Selbstwertgefühl und äußere Eindrücke



Als Kinder müssen wir noch alles persönlich nehmen, weil wir es noch nicht besser wissen können: der schimpfende Nachbar, der schlecht gelaunte Lehrer oder auch verletzende Worte von Spielkameraden oder Erwachsenen beziehen wir erst einmal auf uns und nehmen sie als Aussagen darüber an, wie wir offenbar sind. 

In einer guten Kindheit gibt es daneben auch sehr viele positive Aussagen, die wir ebenso in uns einsaugen. 
So entsteht unser Selbstbild, und wir lernen, dass wir viele Seiten in uns haben, gute und schlechte, wie jeder Mensch, und dass dies in Ordnung ist. 

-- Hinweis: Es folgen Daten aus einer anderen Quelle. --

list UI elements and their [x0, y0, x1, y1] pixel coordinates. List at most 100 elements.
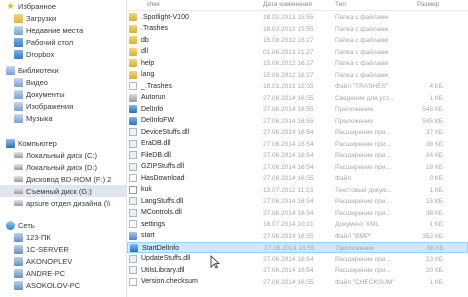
- nav-item-libraries-3[interactable]: Изображения: [0, 100, 126, 112]
- file-row[interactable]: UpdateStuffs.dll 27.06.2014 16:54 Расширен…: [127, 254, 468, 265]
- file-name: Version.checksum: [141, 278, 198, 285]
- file-row[interactable]: .Trashes 18.03.2013 15:55 Папка с файлами: [127, 24, 468, 35]
- nav-item-favorites-2[interactable]: Недавние места: [0, 24, 126, 36]
- nav-item-label: Локальный диск (D:): [26, 162, 97, 172]
- file-file-icon: [129, 220, 137, 228]
- file-name-cell: help: [129, 59, 154, 67]
- dll-file-icon: [129, 139, 137, 148]
- file-type: Файл "BMP": [335, 232, 372, 240]
- nav-item-favorites-0[interactable]: ★ Избранное: [0, 0, 126, 12]
- file-row[interactable]: GZIPStuffs.dll 27.06.2014 16:54 Расширение…: [127, 162, 468, 173]
- nav-item-label: Дисковод BD-ROM (F:) 2: [26, 174, 112, 184]
- file-name-cell: MControls.dll: [129, 208, 182, 217]
- file-name: DelInfoFW: [141, 117, 175, 124]
- nav-item-computer-5[interactable]: apsure отдел дизайна (\\: [0, 197, 126, 209]
- file-name: help: [141, 59, 155, 67]
- file-name-cell: Autorun: [129, 93, 166, 102]
- nav-item-libraries-4[interactable]: Музыка: [0, 112, 126, 124]
- file-name: HasDownload: [141, 174, 185, 182]
- file-name: _.Trashes: [141, 82, 172, 90]
- nav-item-label: Библиотеки: [18, 65, 59, 75]
- file-name-cell: LangStuffs.dll: [129, 197, 183, 205]
- file-type: Расширение при...: [335, 129, 391, 136]
- file-row-selected[interactable]: StartDelInfo 27.06.2014 16:55 Приложение 98…: [127, 242, 468, 253]
- local-disk-icon: [14, 164, 23, 170]
- folder-file-icon: [129, 24, 137, 33]
- nav-item-label: Локальный диск (C:): [26, 150, 97, 160]
- nav-item-favorites-1[interactable]: Загрузки: [0, 12, 126, 24]
- file-row[interactable]: UtilsLibrary.dll 27.06.2014 16:54 Расширен…: [127, 265, 468, 276]
- file-type: Расширение при...: [335, 140, 391, 148]
- file-row[interactable]: settings 18.07.2014 10:21 Документ XML 1 КБ: [127, 219, 468, 230]
- nav-item-libraries-0[interactable]: Библиотеки: [0, 64, 126, 76]
- bmp-file-icon: [129, 231, 137, 240]
- file-row[interactable]: .Spotlight-V100 18.03.2013 15:55 Папка с ф…: [127, 12, 468, 23]
- folder-file-icon: [129, 36, 137, 44]
- file-row[interactable]: dll 01.08.2013 21:27 Папка с файлами: [127, 47, 468, 58]
- nav-item-network-2[interactable]: 1C-SERVER: [0, 243, 126, 255]
- file-row[interactable]: MControls.dll 27.06.2014 16:54 Расширение …: [127, 208, 468, 219]
- file-row[interactable]: HasDownload 27.06.2014 16:55 Файл 0 КБ: [127, 173, 468, 184]
- file-row[interactable]: Autorun 27.06.2014 16:55 Сведения для уст.…: [127, 93, 468, 104]
- nav-item-favorites-3[interactable]: Рабочий стол: [0, 36, 126, 48]
- recent-places-icon: [14, 25, 23, 35]
- explorer-window: ★ Избранное Загрузки Недавние места Рабочий …: [0, 0, 468, 297]
- file-row[interactable]: Version.checksum 27.06.2014 16:55 Файл "CH…: [127, 277, 468, 288]
- file-size: 38 КБ: [425, 209, 443, 217]
- file-date: 27.06.2014 16:54: [263, 209, 314, 217]
- nav-item-label: Компьютер: [18, 138, 57, 148]
- file-row[interactable]: EraDB.dll 27.06.2014 16:54 Расширение при.…: [127, 139, 468, 150]
- file-name: EraDB.dll: [141, 140, 171, 147]
- file-name: UpdateStuffs.dll: [141, 255, 191, 262]
- nav-item-network-5[interactable]: ASOKOLOV-PC: [0, 279, 126, 291]
- file-row[interactable]: FileDB.dll 27.06.2014 16:54 Расширение при…: [127, 150, 468, 161]
- file-row[interactable]: lang 15.08.2012 16:27 Папка с файлами: [127, 70, 468, 81]
- nav-item-label: 123-ПК: [26, 232, 51, 242]
- nav-item-label: Избранное: [18, 1, 57, 11]
- folder-file-icon: [129, 59, 137, 67]
- nav-item-network-3[interactable]: AKONOPLEV: [0, 255, 126, 267]
- music-library-icon: [14, 113, 23, 123]
- file-size: 37 КБ: [425, 129, 443, 136]
- file-name-cell: UtilsLibrary.dll: [129, 266, 184, 274]
- file-row[interactable]: DeviceStuffs.dll 27.06.2014 16:54 Расширен…: [127, 127, 468, 138]
- file-row[interactable]: LangStuffs.dll 27.06.2014 16:54 Расширение…: [127, 196, 468, 207]
- nav-item-network-1[interactable]: 123-ПК: [0, 231, 126, 243]
- file-row[interactable]: _.Trashes 18.03.2013 15:55 Файл "TRASHES" 4…: [127, 81, 468, 92]
- column-size[interactable]: Размер: [417, 1, 439, 8]
- nav-item-favorites-4[interactable]: Dropbox: [0, 48, 126, 60]
- file-name-cell: dll: [129, 47, 148, 56]
- nav-item-computer-3[interactable]: Дисковод BD-ROM (F:) 2: [0, 173, 126, 185]
- exe-file-icon: [129, 116, 137, 125]
- file-date: 15.08.2012 16:27: [263, 37, 314, 44]
- file-date: 27.06.2014 16:54: [263, 140, 314, 148]
- file-name-cell: settings: [129, 220, 165, 228]
- file-row[interactable]: kuk 13.07.2012 11:23 Текстовый докум... 1 К…: [127, 185, 468, 196]
- file-list: Имя Дата изменения Тип Размер .Spotlight…: [127, 0, 468, 297]
- nav-item-label: Недавние места: [26, 25, 84, 35]
- file-date: 27.06.2014 16:54: [263, 163, 314, 171]
- file-row[interactable]: db 15.08.2012 16:27 Папка с файлами: [127, 35, 468, 46]
- file-type: Расширение при...: [335, 152, 391, 159]
- file-size: 4 КБ: [429, 83, 443, 90]
- nav-item-computer-2[interactable]: Локальный диск (D:): [0, 161, 126, 173]
- nav-item-libraries-2[interactable]: Документы: [0, 88, 126, 100]
- cfg-file-icon: [129, 93, 137, 102]
- nav-item-network-4[interactable]: ANDRE-PC: [0, 267, 126, 279]
- nav-item-computer-4[interactable]: Съемный диск (G:): [0, 185, 126, 197]
- file-row[interactable]: start 27.06.2014 16:55 Файл "BMP" 352 КБ: [127, 231, 468, 242]
- column-type[interactable]: Тип: [335, 1, 346, 8]
- column-date[interactable]: Дата изменения: [263, 1, 312, 8]
- file-row[interactable]: DelInfo 27.06.2014 16:55 Приложение 545 КБ: [127, 104, 468, 115]
- nav-item-computer-1[interactable]: Локальный диск (C:): [0, 149, 126, 161]
- folder-file-icon: [129, 13, 137, 21]
- file-date: 27.06.2014 16:55: [263, 117, 314, 125]
- file-row[interactable]: help 15.08.2012 16:27 Папка с файлами: [127, 58, 468, 69]
- nav-item-libraries-1[interactable]: Видео: [0, 76, 126, 88]
- file-row[interactable]: DelInfoFW 27.06.2014 16:55 Приложение 545 К…: [127, 116, 468, 127]
- file-name-cell: _.Trashes: [129, 82, 172, 90]
- nav-item-computer-0[interactable]: Компьютер: [0, 137, 126, 149]
- nav-item-network-0[interactable]: Сеть: [0, 219, 126, 231]
- nav-item-label: Сеть: [18, 220, 35, 230]
- column-name[interactable]: Имя: [147, 1, 160, 8]
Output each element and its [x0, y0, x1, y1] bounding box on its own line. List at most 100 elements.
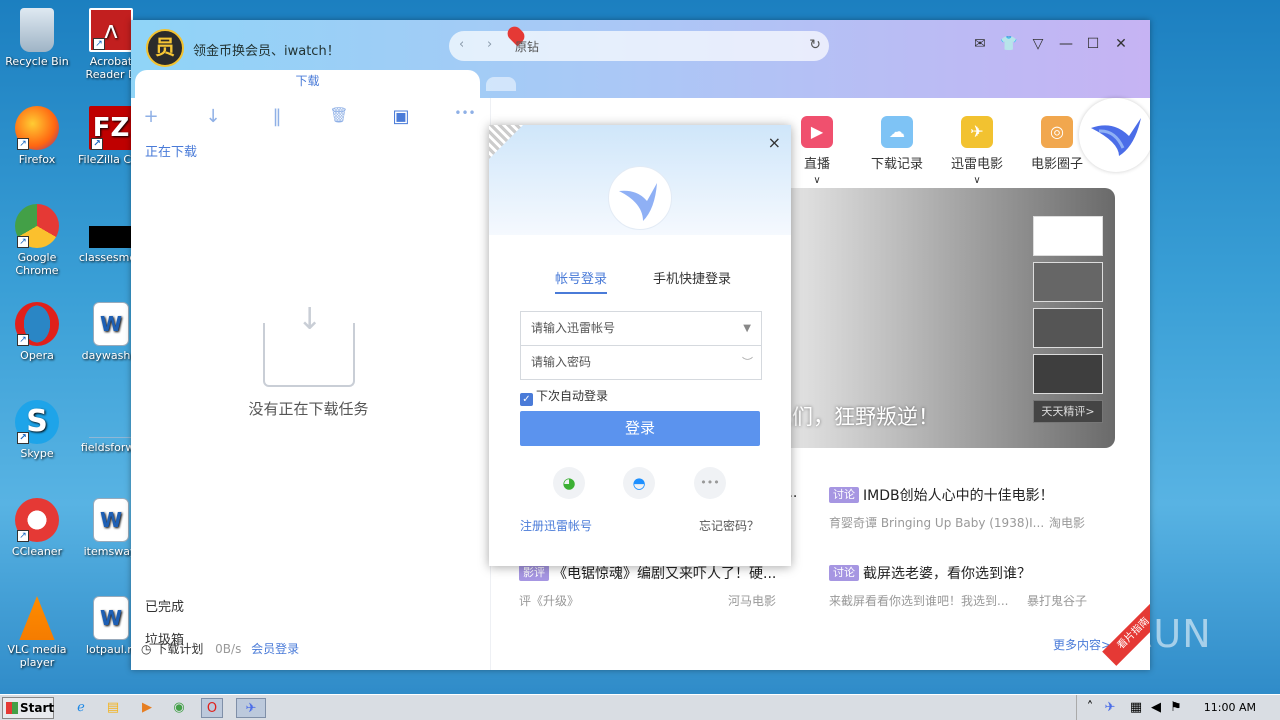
login-button[interactable]: 登录 — [520, 411, 760, 446]
news-tag: 影评 — [519, 565, 549, 581]
address-bar: ‹ › ↻ — [449, 23, 829, 61]
desktop-icon-opera[interactable]: ↗ Opera — [0, 302, 74, 362]
clock[interactable]: 11:00 AM — [1204, 701, 1256, 714]
member-login-link[interactable]: 会员登录 — [251, 642, 299, 656]
word-doc-icon: W — [93, 596, 129, 640]
film-reel-icon: ◎ — [1041, 116, 1073, 148]
desktop-icon-label: Opera — [20, 349, 54, 362]
desktop-icon-recycle-bin[interactable]: Recycle Bin — [0, 8, 74, 68]
password-placeholder: 请输入密码 — [531, 355, 592, 369]
thunder-logo-icon — [608, 166, 672, 230]
cloud-icon: ☁ — [881, 116, 913, 148]
qq-icon[interactable]: ◓ — [623, 467, 655, 499]
skin-icon[interactable]: 👕 — [998, 36, 1020, 52]
tv-icon: ▶ — [801, 116, 833, 148]
tab-downloading[interactable]: 正在下载 — [145, 141, 197, 160]
news-source[interactable]: 淘电影 — [1049, 514, 1085, 531]
back-icon[interactable]: ‹ — [459, 37, 464, 52]
banner-thumbnail[interactable] — [1033, 354, 1103, 394]
explorer-icon[interactable]: ▤ — [102, 698, 124, 718]
tab-browser[interactable] — [486, 77, 516, 91]
start-download-icon[interactable]: ↓ — [201, 106, 225, 127]
phone-icon[interactable]: ▣ — [389, 106, 413, 127]
account-field[interactable]: 请输入迅雷帐号 ▼ — [520, 311, 762, 346]
banner-thumbnail[interactable] — [1033, 216, 1103, 256]
desktop-icon-skype[interactable]: S ↗ Skype — [0, 400, 74, 460]
close-icon[interactable]: ✕ — [1110, 36, 1132, 52]
desktop-icon-firefox[interactable]: ↗ Firefox — [0, 106, 74, 166]
pause-icon[interactable]: ‖ — [265, 106, 289, 127]
category-label: 电影圈子 — [1030, 157, 1083, 172]
taskbar: Start ℯ ▤ ▶ ◉ O ✈ ˄ ✈ ▦ ◀ ⚑ 11:00 AM — [0, 694, 1280, 720]
opera-icon[interactable]: O — [201, 698, 223, 718]
news-tag: 讨论 — [829, 565, 859, 581]
minimize-icon[interactable]: — — [1055, 36, 1077, 52]
mail-icon[interactable]: ✉ — [969, 36, 991, 52]
media-player-icon[interactable]: ▶ — [136, 698, 158, 718]
filezilla-icon: FZ ↗ — [89, 106, 133, 150]
more-icon[interactable]: ••• — [453, 106, 477, 120]
vip-badge-icon[interactable]: 员 — [146, 29, 184, 67]
news-item[interactable]: 影评 《电锯惊魂》编剧又来吓人了！硬... — [519, 563, 776, 583]
banner-thumbnail[interactable] — [1033, 308, 1103, 348]
add-task-icon[interactable]: + — [139, 106, 163, 127]
password-field[interactable]: 请输入密码 ︶ — [520, 345, 762, 380]
start-button[interactable]: Start — [2, 697, 54, 719]
news-source[interactable]: 河马电影 — [728, 592, 776, 609]
news-title: 截屏选老婆，看你选到谁？ — [863, 566, 1031, 582]
thunder-logo-icon[interactable] — [1079, 98, 1150, 172]
news-item[interactable]: 讨论 IMDB创始人心中的十佳电影！ — [829, 485, 1054, 505]
desktop-icon-chrome[interactable]: ↗ Google Chrome — [0, 204, 74, 277]
chrome-icon[interactable]: ◉ — [168, 698, 190, 718]
category-live[interactable]: ▶ 直播 ∨ — [782, 116, 852, 187]
sidebar-item-completed[interactable]: 已完成 — [145, 596, 184, 615]
dropdown-arrow-icon[interactable]: ▼ — [743, 312, 751, 345]
wechat-icon[interactable]: ◕ — [553, 467, 585, 499]
windows-flag-icon — [6, 702, 18, 714]
volume-icon[interactable]: ◀ — [1145, 698, 1167, 718]
clock-icon: ◷ — [141, 642, 152, 656]
maximize-icon[interactable]: ☐ — [1082, 36, 1104, 52]
auto-login-checkbox[interactable]: ✓ 下次自动登录 — [520, 387, 608, 406]
daily-review-link[interactable]: 天天精评> — [1033, 400, 1103, 423]
tab-phone-login[interactable]: 手机快捷登录 — [653, 268, 731, 287]
forgot-password-link[interactable]: 忘记密码？ — [699, 517, 759, 534]
network-icon[interactable]: ▦ — [1125, 698, 1147, 718]
thunder-taskbar-icon[interactable]: ✈ — [236, 698, 266, 718]
refresh-icon[interactable]: ↻ — [809, 37, 821, 53]
flag-icon[interactable]: ⚑ — [1165, 698, 1187, 718]
corner-ribbon[interactable]: 看片指南 — [1102, 602, 1150, 666]
corner-ribbon-label: 看片指南 — [1115, 615, 1150, 652]
forward-icon[interactable]: › — [487, 37, 492, 52]
ie-icon[interactable]: ℯ — [70, 698, 92, 718]
thunder-bird-icon — [1091, 118, 1141, 156]
menu-dropdown-icon[interactable]: ▽ — [1027, 36, 1049, 52]
close-icon[interactable]: × — [768, 133, 781, 152]
promo-text[interactable]: 领金币换会员、iwatch！ — [193, 40, 340, 59]
delete-icon[interactable]: 🗑 — [327, 106, 351, 124]
category-download-history[interactable]: ☁ 下载记录 — [862, 116, 932, 172]
eye-closed-icon[interactable]: ︶ — [742, 346, 753, 379]
desktop-icon-vlc[interactable]: VLC media player — [0, 596, 74, 669]
news-source[interactable]: 暴打鬼谷子 — [1027, 592, 1087, 609]
category-label: 下载记录 — [870, 157, 923, 172]
tab-account-login[interactable]: 帐号登录 — [555, 268, 608, 294]
system-tray: ˄ ✈ ▦ ◀ ⚑ 11:00 AM — [1076, 695, 1280, 720]
thunder-tray-icon[interactable]: ✈ — [1099, 698, 1121, 718]
tab-download[interactable]: 下载 — [135, 70, 480, 100]
banner-thumbnail[interactable] — [1033, 262, 1103, 302]
desktop-icon-label: Skype — [20, 447, 54, 460]
more-options-icon[interactable]: ••• — [694, 467, 726, 499]
news-title: 《电锯惊魂》编剧又来吓人了！硬... — [553, 566, 777, 582]
checkbox-checked-icon: ✓ — [520, 393, 533, 406]
search-input[interactable] — [515, 37, 795, 55]
desktop-icon-label: VLC media player — [7, 643, 67, 669]
news-item[interactable]: 讨论 截屏选老婆，看你选到谁？ — [829, 563, 1031, 583]
desktop-icon-ccleaner[interactable]: ↗ CCleaner — [0, 498, 74, 558]
opera-icon: ↗ — [15, 302, 59, 346]
show-hidden-icons[interactable]: ˄ — [1079, 698, 1101, 718]
category-thunder-movie[interactable]: ✈ 迅雷电影 ∨ — [942, 116, 1012, 187]
login-dialog: × 帐号登录 手机快捷登录 请输入迅雷帐号 ▼ 请输入密码 ︶ ✓ 下次自动登录 … — [489, 125, 791, 566]
download-plan-link[interactable]: 下载计划 — [155, 642, 203, 656]
register-link[interactable]: 注册迅雷帐号 — [520, 517, 592, 534]
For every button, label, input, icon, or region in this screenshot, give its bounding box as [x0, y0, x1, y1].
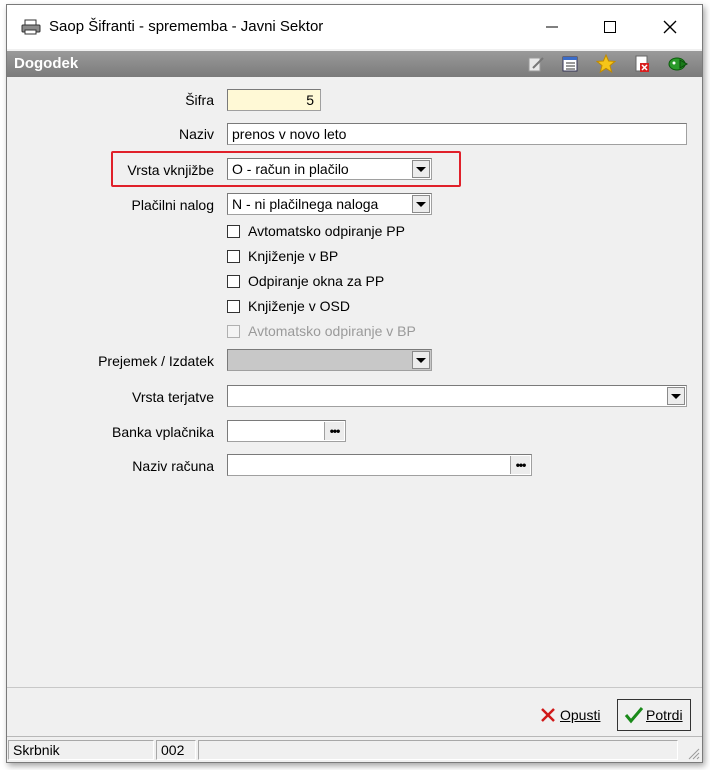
minimize-button[interactable]: [523, 5, 581, 49]
list-button[interactable]: [559, 54, 581, 74]
chevron-down-icon: [671, 393, 681, 399]
checkbox-box[interactable]: [227, 249, 240, 263]
status-panel: [198, 740, 678, 760]
delete-button[interactable]: [631, 54, 653, 74]
checkbox-knjizenje-v-bp[interactable]: Knjiženje v BP: [227, 248, 338, 264]
status-bar: Skrbnik 002: [7, 736, 702, 762]
checkbox-label: Avtomatsko odpiranje v BP: [248, 323, 416, 339]
naziv-racuna-browse-button[interactable]: •••: [510, 456, 530, 474]
star-icon: [596, 54, 616, 74]
prejemek-izdatek-dropdown-button: [412, 351, 430, 369]
checkbox-label: Knjiženje v BP: [248, 248, 339, 264]
naziv-input[interactable]: prenos v novo leto: [227, 123, 687, 145]
vrsta-terjatve-label: Vrsta terjatve: [132, 389, 214, 405]
checkbox-avtomatsko-odpiranje-v-bp: Avtomatsko odpiranje v BP: [227, 323, 416, 339]
status-user: Skrbnik: [8, 740, 154, 760]
cancel-button-label: Opusti: [560, 707, 601, 723]
minimize-icon: [546, 26, 558, 28]
edit-icon: [528, 57, 544, 72]
window-title: Saop Šifranti - sprememba - Javni Sektor: [49, 18, 324, 35]
checkbox-box[interactable]: [227, 299, 240, 313]
status-code: 002: [156, 740, 196, 760]
favorite-button[interactable]: [595, 54, 617, 74]
placilni-nalog-select[interactable]: N - ni plačilnega naloga: [227, 193, 432, 215]
close-icon: [541, 708, 555, 722]
chevron-down-icon: [416, 166, 426, 172]
checkmark-icon: [624, 707, 644, 724]
chevron-down-icon: [416, 357, 426, 363]
vrsta-vknjizbe-dropdown-button[interactable]: [412, 160, 430, 178]
checkbox-box[interactable]: [227, 274, 240, 288]
vrsta-vknjizbe-label: Vrsta vknjižbe: [127, 162, 214, 178]
printer-icon: [21, 19, 41, 35]
divider: [7, 687, 702, 688]
prejemek-izdatek-label: Prejemek / Izdatek: [98, 353, 214, 369]
checkbox-label: Knjiženje v OSD: [248, 298, 350, 314]
naziv-racuna-label: Naziv računa: [132, 458, 214, 474]
exit-button[interactable]: [667, 54, 689, 74]
placilni-nalog-dropdown-button[interactable]: [412, 195, 430, 213]
vrsta-terjatve-dropdown-button[interactable]: [667, 387, 685, 405]
sifra-label: Šifra: [185, 92, 214, 108]
vrsta-terjatve-select[interactable]: [227, 385, 687, 407]
maximize-icon: [604, 21, 616, 33]
chevron-down-icon: [416, 201, 426, 207]
checkbox-knjizenje-v-osd[interactable]: Knjiženje v OSD: [227, 298, 350, 314]
checkbox-avtomatsko-odpiranje-pp[interactable]: Avtomatsko odpiranje PP: [227, 223, 405, 239]
checkbox-label: Avtomatsko odpiranje PP: [248, 223, 405, 239]
header-bar: Dogodek: [7, 51, 702, 77]
close-icon: [663, 20, 677, 34]
resize-grip-icon[interactable]: [686, 746, 700, 760]
dialog-window: Saop Šifranti - sprememba - Javni Sektor…: [6, 4, 703, 763]
exit-icon: [668, 57, 688, 71]
edit-button[interactable]: [525, 54, 547, 74]
banka-vplacnika-browse-button[interactable]: •••: [324, 422, 344, 440]
confirm-button[interactable]: Potrdi: [617, 699, 691, 731]
placilni-nalog-value: N - ni plačilnega naloga: [232, 196, 379, 212]
placilni-nalog-label: Plačilni nalog: [131, 197, 215, 213]
sifra-input[interactable]: 5: [227, 89, 321, 111]
delete-icon: [635, 55, 649, 72]
naziv-racuna-input[interactable]: •••: [227, 454, 532, 476]
banka-vplacnika-input[interactable]: •••: [227, 420, 346, 442]
maximize-button[interactable]: [581, 5, 639, 49]
checkbox-box[interactable]: [227, 224, 240, 238]
vrsta-vknjizbe-value: O - račun in plačilo: [232, 161, 349, 177]
checkbox-odpiranje-okna-za-pp[interactable]: Odpiranje okna za PP: [227, 273, 384, 289]
cancel-button[interactable]: Opusti: [539, 699, 600, 731]
naziv-label: Naziv: [178, 126, 214, 142]
header-title: Dogodek: [14, 55, 79, 72]
close-button[interactable]: [641, 5, 699, 49]
list-icon: [562, 56, 578, 72]
banka-vplacnika-label: Banka vplačnika: [112, 424, 214, 440]
title-bar: Saop Šifranti - sprememba - Javni Sektor: [7, 5, 702, 49]
vrsta-vknjizbe-select[interactable]: O - račun in plačilo: [227, 158, 432, 180]
confirm-button-label: Potrdi: [646, 707, 683, 723]
checkbox-label: Odpiranje okna za PP: [248, 273, 385, 289]
prejemek-izdatek-select: [227, 349, 432, 371]
checkbox-box: [227, 324, 240, 338]
ellipsis-icon: •••: [515, 458, 527, 472]
ellipsis-icon: •••: [329, 424, 341, 438]
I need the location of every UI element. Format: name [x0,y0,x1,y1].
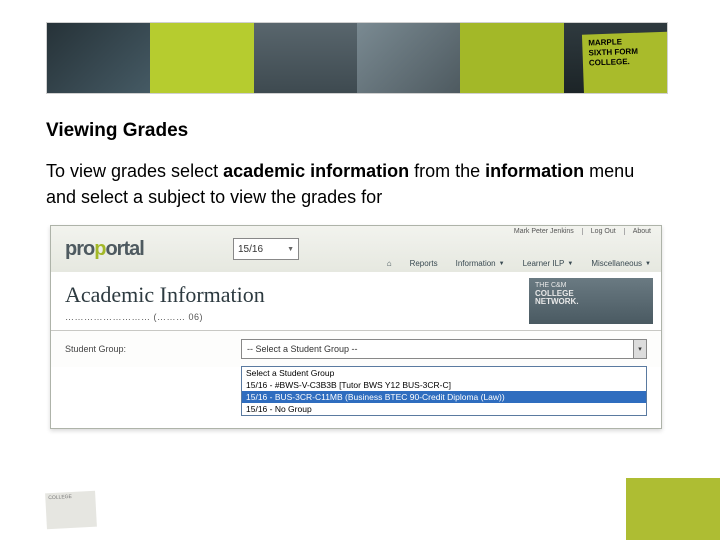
nav-information[interactable]: Information▼ [456,259,505,268]
college-brand: MARPLE SIXTH FORM COLLEGE. [582,31,668,94]
select-value: -- Select a Student Group -- [247,344,358,354]
network-badge: THE C&M COLLEGE NETWORK. [529,278,653,324]
app-header: proportal 15/16 ▼ Mark Peter Jenkins Log… [51,226,661,272]
nav-label: Learner ILP [523,259,565,268]
nav-reports[interactable]: Reports [410,259,438,268]
user-links: Mark Peter Jenkins Log Out About [514,228,651,235]
banner-image [357,23,460,93]
select-option[interactable]: 15/16 - No Group [242,403,646,415]
app-screenshot: proportal 15/16 ▼ Mark Peter Jenkins Log… [50,225,662,429]
brand-line: COLLEGE. [589,56,668,69]
select-option-highlighted[interactable]: 15/16 - BUS-3CR-C11MB (Business BTEC 90-… [242,391,646,403]
banner-image [150,23,253,93]
chevron-down-icon: ▼ [567,261,573,267]
student-group-listbox[interactable]: Select a Student Group 15/16 - #BWS-V-C3… [241,366,647,416]
proportal-logo: proportal [65,238,144,261]
logo-part: pro [65,238,94,260]
nav-learner-ilp[interactable]: Learner ILP▼ [523,259,574,268]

Wir lernen, uns ein realistisches Bild von uns selbst zu machen. Wir lernen, dass es darauf ankommt, dass „wir uns selbst im Spiegel in die Augen schauen können“. Wir machen uns buchstäblich ein eigenes Bild von uns selbst, versuchen unseren eigenen Werten und Idealen gerecht zu werden und glauben nicht mehr blind der negativen Meinung anderer über uns. Wir können erkennen ob Kritik berechtigt ist oder ob unser Gegenüber vielleicht einfach nur schlechte Laune hat, womöglich auch ungerecht oder sogar unverschämt reagiert, so dass wir uns den Schuh den er uns vor die Füße wirft nicht anzuziehen brauchen. Wir haben ein stabiles Selbstwertgefühl entwickelt und gehen das Leben positiv und mit Selbstvertrauen an.

Leider ist es sehr häufig, dass dieser Prozess, ein stabiles Selbstwertgefühl zu entwickeln, nicht reibungslos abgelaufen ist. Das Selbstwertgefühl konnte sich durch zu viele negative Spiegelungen nicht stabil ausbilden, und so bezieht man auch als Erwachsener weiterhin alles auf sich: Ich werde schlecht behandelt? Na, ich werde es wohl verdient haben! Schließlich haben schon immer alle gesagt, dass ich nichts wert bin, dass ich es nie zu etwas bringen werde, dass ich faul, hässlich, dumm und was sonst noch alles bin…

Als Psychotherapeutin versucht man dies in der Therapie ganz vorsichtig immer wieder zu hinterfragen, um solche Automatismen nach und nach überhaupt erst bewusst zu machen und diesen Teufelskreis somit zu unterbrechen. 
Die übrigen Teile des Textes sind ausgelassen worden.